Denn Crueger gibt auch hier vielmehr den Erzähler als den Kolumnisten, genau wie in seinen historischen Romanen und Krimis. Er lässt seine Protagonisten gern dem Tod ins Auge blicken, doch hat er ein großes Herz für die Unterdrückten, Einsamen, Benachteiligten. In seinen Geschichten hat Braunschweig selten eine narrative Relevanz, aber er lässt wie Burgwächter die Kulissen in seine Geschichten einfließen, bei denen ebenfalls die Jahreszeit wichtiger ist als der Ort, sie mithin auch überregional funktionieren. Der Erzähler beginnt zumeist einfühlsam und besonnen mit klassischen, ebenfalls häufig kritisch beleuchteten Themen wie Schrottwichteln oder Familienfeiern, und genau damit wirken seine dunklen Abgründe umso heftiger. Überfall im Eigenheim, Suizidgedanken, islamistische Terroranschläge, Drogenkriminalität, gesellschaftliche Verlierer, Knastbiografien, Mordfantasien: Man wundert sich, dass es Crueger trotzdem immer wieder gelingt, auch mit solchen monströsen Geschichten letztlich immer wieder Wärme zu vermitteln. Damit ist er vermutlich näher am authentischen Weihnachten als die glitzernden Scheinwelten, über die sich in der anderen Hälfte der Beiträge Cruegers Kollege Burgwächter so herrlich aufregt. Es fügt sich also.

Als Krönung setzt sich auch Weyershausen mit dem verordnet besinnlichen Thema auseinander und findet seine bitterböse Sicht auf die Dinge. Auch er jongliert mit Blut und Drogen, streckt seine Finger aber noch in Gegenden aus, die die beiden Schreiber nicht absteckten, darunter Genderfragen, Modernisierung und Glaube an sich. Sein an Bernd Pfarr geschulter Strich kontrastiert vortrefflich die harmlose Erscheinung und den abgründigen Inhalt.

Wer nun also unbesehen seinen Liebsten woanders ein Braunschweiger Geschenk zukommen lassen will, sollte gewarnt sein: Dieses Buch ist für Hartgesottene besser geeignet als für die Oma in Berchtesgaden.
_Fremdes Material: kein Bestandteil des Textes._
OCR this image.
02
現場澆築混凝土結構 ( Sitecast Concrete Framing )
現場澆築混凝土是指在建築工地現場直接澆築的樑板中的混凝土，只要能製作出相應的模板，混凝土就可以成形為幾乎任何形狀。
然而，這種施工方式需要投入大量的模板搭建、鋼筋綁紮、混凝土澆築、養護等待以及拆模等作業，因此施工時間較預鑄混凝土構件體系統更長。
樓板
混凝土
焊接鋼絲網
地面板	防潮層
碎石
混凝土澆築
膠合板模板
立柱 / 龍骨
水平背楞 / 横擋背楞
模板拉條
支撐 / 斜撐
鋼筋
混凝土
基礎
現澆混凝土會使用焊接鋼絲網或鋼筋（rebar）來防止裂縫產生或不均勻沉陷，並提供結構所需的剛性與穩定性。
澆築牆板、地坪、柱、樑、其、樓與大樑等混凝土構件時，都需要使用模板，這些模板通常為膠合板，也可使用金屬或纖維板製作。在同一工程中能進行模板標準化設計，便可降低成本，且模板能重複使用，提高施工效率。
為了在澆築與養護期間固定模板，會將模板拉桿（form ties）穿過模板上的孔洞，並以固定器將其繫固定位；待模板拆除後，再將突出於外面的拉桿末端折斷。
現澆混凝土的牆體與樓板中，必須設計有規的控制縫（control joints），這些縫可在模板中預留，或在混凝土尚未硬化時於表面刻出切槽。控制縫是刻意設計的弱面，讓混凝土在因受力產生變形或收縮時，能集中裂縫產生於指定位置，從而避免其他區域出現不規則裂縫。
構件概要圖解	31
Die liebe Christenheit hat sicherlich ihre liebe Not mit diesem dabei gar nicht explizit unchristlichen Buch. Es ist für Weihnachtsfanatiker also vielmehr eine Horizonterweiterung als eine Wunscherfüllung. Für alle anderen ist es ein größeres Fest als bisweilen das Fest der Liebe selbst. Der Weihnachtsmann mit der Kippe im Mundwinkel auf dem Cover sei für alle ein deutlicher Hinweis.